Answer-1 After reading the article about Peanutty Food and supply chain, I believe that there are a few actions Peanutty's managers can take to ensure raw materials for its operations, while reducing the risk of stock outs or high production costs. The first action I believe that Peanutty should take is the build trust with its supplier management. Building trust will enable Peanutty to gather important information and will also help them in the long run with other companies. Another action Peanutty can take is to have mutual benefits and needs with the supplier. If peanutty addressed the issue of partnership with the supplier they may be able to come to an agreement where both parties are happy. This would be like you scratch my back then ill scratch yours. Another action Peanutty can take into consideration is building a personal relationship.

Answer-2 There is a need for Peanutty to venture out and expand themselves on the market. More creative uses of peanuts would gain more customers to them. More customers are always desirable by the company. Reaching out to the suppliers and the customers would gain more market for them. Small businesses and customers would likely prove to be more beneficial, as opposed to big box food manufacturers whom are likely interested in the money. Partnering with smaller suppliers could cut costs, and allow Peanutty to maximize profitability on their products.

Answer-3
Matrix organizational structure would best benefit this company. This would make company more competitive. A matrix structure would mix management and staff together in specific project groups.

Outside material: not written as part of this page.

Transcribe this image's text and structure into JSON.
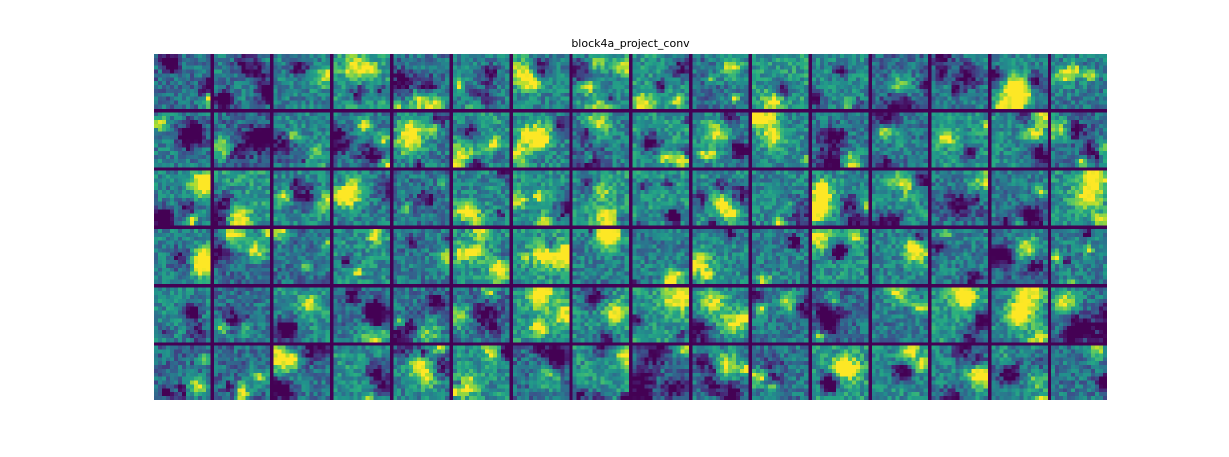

This would allow for fast two-way communication between the executive levels of the company and line employees.

As of now, the company is having trouble meeting the demands of customers because of redirection of production by Mr. Carmelo. If the employees were able to operate within a matrix structure, they could work together with Mr. Carmelo to gain off of the business.

Answer-4

Here customer service management is very important. Making sure that the product is still selling to the customers; by having an understanding of what they like and what they demand is critical to the success of any business. Especially with the top level managers taking very little input from employees, it is more important to maintain a relationship with customers. It would be a good idea to send out customer surveys and offer incentives, to measure performance.

Product development and commercialization is important, as well. Keeping the customers on their toes is imperative in retaining their business. Introducing new innovative products will likely appeal new customers, as well as keep the current customers interested in the company. Introducing these products at the right time could assist in measuring increase in revenue, to see what the company could do to boost sales.